In this blog post, we will be discussing rational numbers and irrational numbers to better understand their properties and how they differ from one another.
Rational Numbers Explained
Rational numbers are defined as any number that can be expressed in the form of a ratio (e.g., P/Q and Q ≠ 0). Examples of rational numbers include integers such as -4, 0, 1, 2, 3, 4 as well as fractions such as 3/4, 5/9, 6/11 etc. Additionally, all terminating decimals like 0.25 and 0.8 can also be expressed as a fraction and are therefore considered rational numbers.
Irrational Numbers Explained
On the other hand, irrational numbers cannot be expressed in the form of a fraction or ratio. This means that these numbers have an infinite decimal expansion without any repeating pattern. Examples of irrational numbers include √2 == 1.41421356237… , π = 3.141592653589… and e = 2.718281828459045…. All square roots of non-square natural numbers (such as √5) are irrational numbers too.

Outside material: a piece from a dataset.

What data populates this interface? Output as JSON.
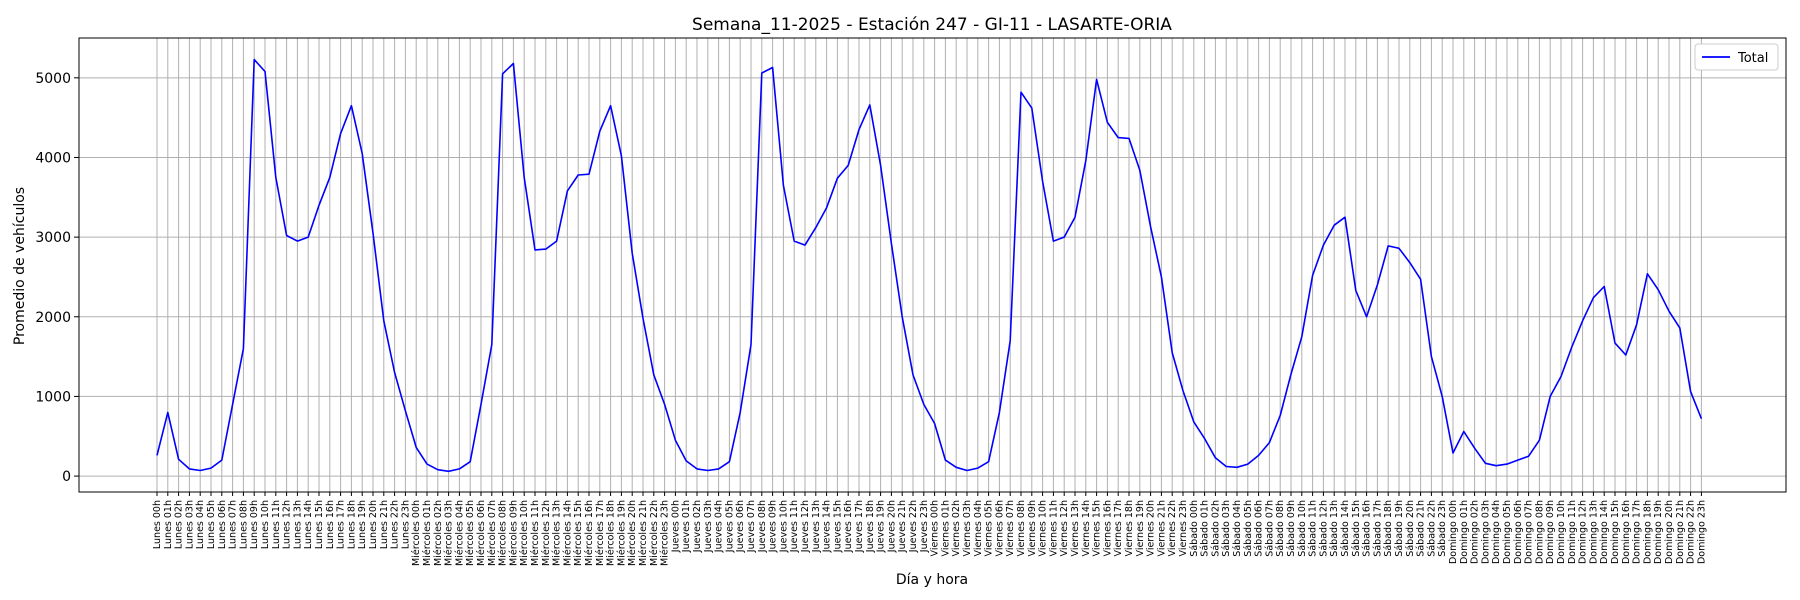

Though both rational and irrational numbers fall under the umbrella term “real number”, these two types of real number differ greatly in their properties and representation on a number line. Because rational numbers can be written as fractions whereas irrational cannot – rationals tend to be more ‘regular’ than the irregularity which characterizes irrationals on a number line!
In summary, rational numbers are those that can be expressed in the form of a ratio (e.g., P/Q where Q≠0), whereas irrationals cannot be expressed in this manner due to their infinite decimal expansion without any repeating pattern.